Após cinco anos de tramitação, a Corte Internacional de Justiça em Haia (CIJ) rejeitou nesta segunda-feira (01/10) o pedido da Bolívia para obrigar o Chile a negociar uma saída soberana ao oceano Pacífico.

“Por 12 votos a três, essa corte decidiu que a nação chilena não tem obrigação legal de negociar uma saída soberana ao oceano Pacífico com o Estado Plurinacional da Bolívia”, anunciou o presidente da CIJ, Abdulqawi Ahmed Yusuf.Apresentado em 2013 ao tribunal das Nações Unidas, o pedido boliviano visava obrigar legalmente o Chile a iniciar negociações definitivas sobre uma saída soberana ao mar.

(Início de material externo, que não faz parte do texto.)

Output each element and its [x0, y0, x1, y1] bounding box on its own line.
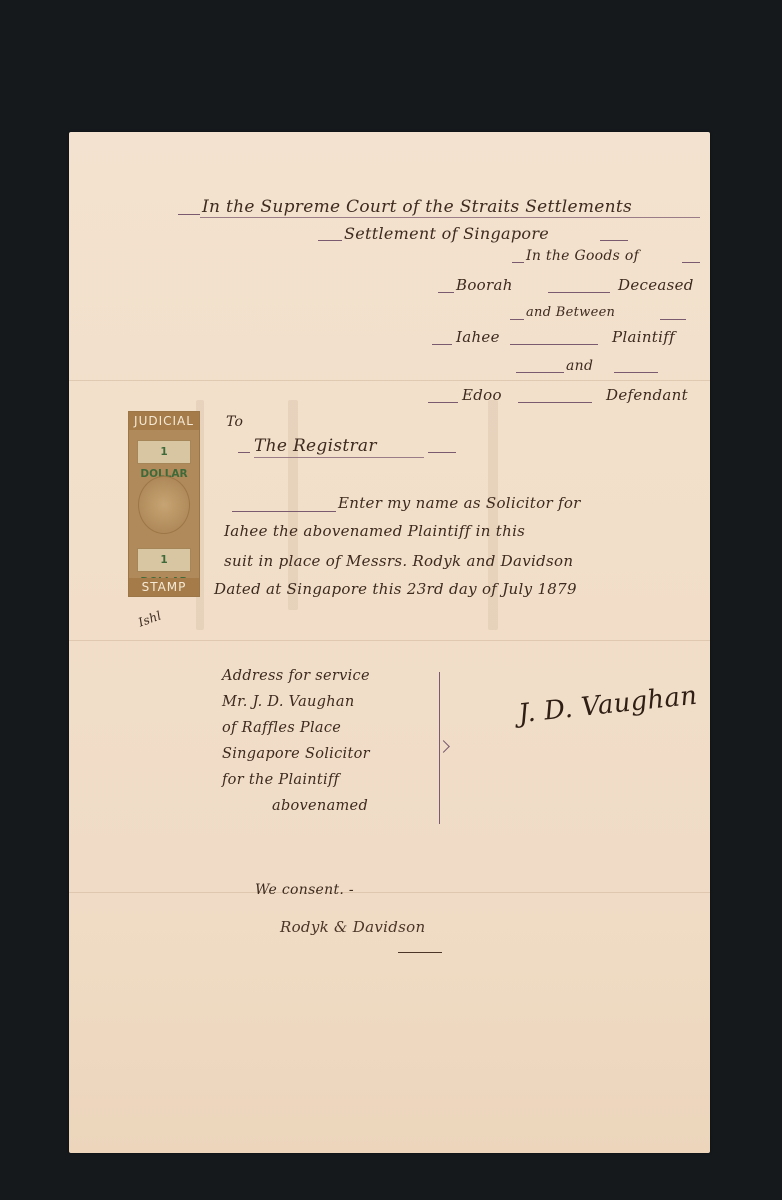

O texto submetido por La Paz a CIJ propunha que fosse acatada a obrigação legal ao governo chileno de negociação.

Também estavam previstos o comprometimento de Santiago de cumprir as negociações e suas futuras resoluções por até 100 anos e a imposição ao governo do Chile de participar de uma mesa de negociações com La Paz.

“O argumento da Bolívia baseado em expectativas legítimas não pode se sustentar”, afirmou Yusuf que destacou que o posicionamento do governo chileno também não pode ser entendido como uma obrigação para negociar uma saída boliviana para o mar.

O presidente da CIJ ainda lembrou o tratado de paz assinado entre os dois países em 1904 e destacou que a “Bolívia não solicita à Corte que declare que o país tem direito soberano ao mar, mas o que ela solicita é obrigar o Chile a negociar.

O ministro da Justiça do Chile, Hernán Larraín, comemorou a decisão e disse que a “campanha antichilena de Evo Morales fracassou”. Por sua vez, o presidente Sebastián Piñera acompanhou a decisão do palácio de La Moneda, em Santiago.

Tratado de Paz

A disputa por território entre as duas nações remonta ao fim da Guerra do Pacífico, conflito travado entre 1879 e 1884 quando o Chile invadiu terras bolivianas.

Em 1904, foi assinado um tratado de paz, que determinou novos limites para as fronteiras entre as nações.

O documento segue vigente até hoje, porém a Bolívia acusa o governo chileno de não cumprir determinadas cláusulas.

Santiago, por sua vez, afirma que sempre cumpriu com todas as determinações do tratado de 1904, que incluem permissão à Bolívia para uso de portos e marinhas em território chileno.